Angola has been struggling to climb back from decades of violence, and its government was clearly banking on the tournament as a chance to show the world it was on the way to recovery. A building boom fueled by oil wealth has included new stadiums in Cabinda and three other cities for the tournament.

But Cabinda, Angola’s main oil-producing region, has been plagued by unrest. Human rights groups have accused the military of atrocities and claim government officials have embezzled millions of dollars in oil revenue. The government has denied the charges.

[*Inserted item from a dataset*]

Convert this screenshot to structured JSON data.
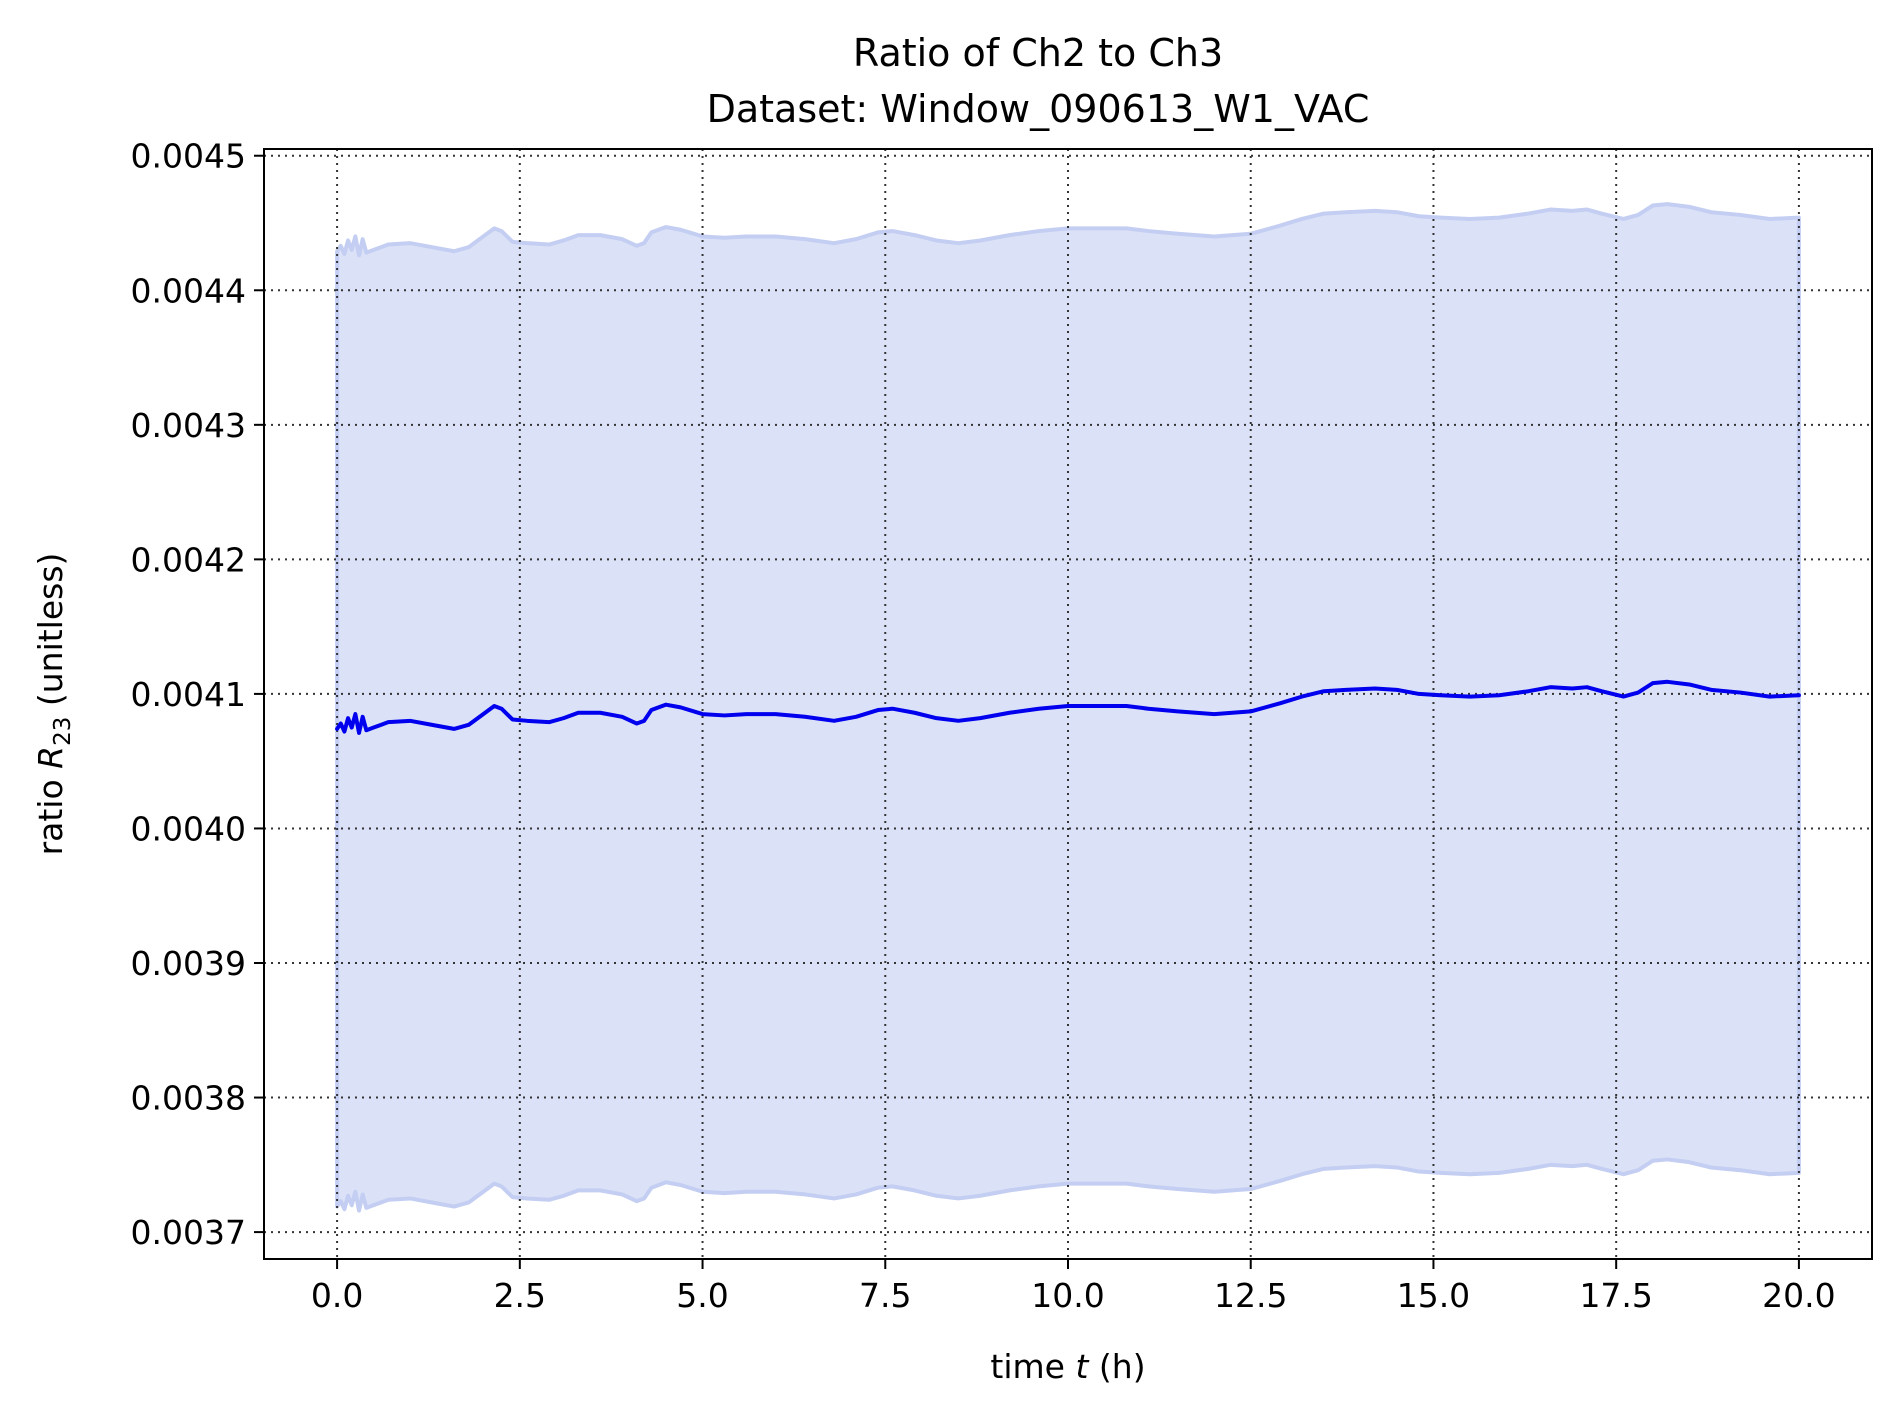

The simmering violence in Cabinda is separate from a larger civil war that broke out after independence from Portugal in 1975. An anti-colonial war had begun in the southern African country in the 1960s. Major fighting ended in 2002.

Before leaving for the tournament, Adebayor was asked by British journalists whether he had any reservations about playing in the politically unstable Cabinda region of Angola.

“We were born in Africa so we know what it’s about. Some people might be afraid which is normal, I can understand that. But I’m going back to Africa, to one of the countries on my continent, and I’m prepared for Cabinda. I will enjoy myself,” the former Arsenal forward said.

English Premier League club Portsmouth, which has four players in Angola, said it was considering withdrawing its players.

“We have asked the (English) Football Association to ask FIFA how safe it is and to guarantee the safety of our players,” Portsmouth spokesman Gary Double told The Associated Press. “Our players’ safety is paramount, and if that can’t be guaranteed the players should be sent home.”

It was the second major gun attack on a sports team in less than a year. Several players were injured and six policemen were killed when gunmen opened fire on the Sri Lankan cricket team’s bus in Lahore, Pakistan, in March 2009.

The violence also comes five months before the World Cup in South Africa, the first to be held on the continent. The biggest concern leading to that 32-nation tournament has been the security situation in South Africa, a country with one of the world’s highest crime rates.

Togo, which played at the 2006 World Cup, did not qualify for this year’s tournament in South Africa.

Associated Press Writers Ebow Godwin in Lome, Togo, and Bruce Mutsvairo in Johannesburg contributed to this report.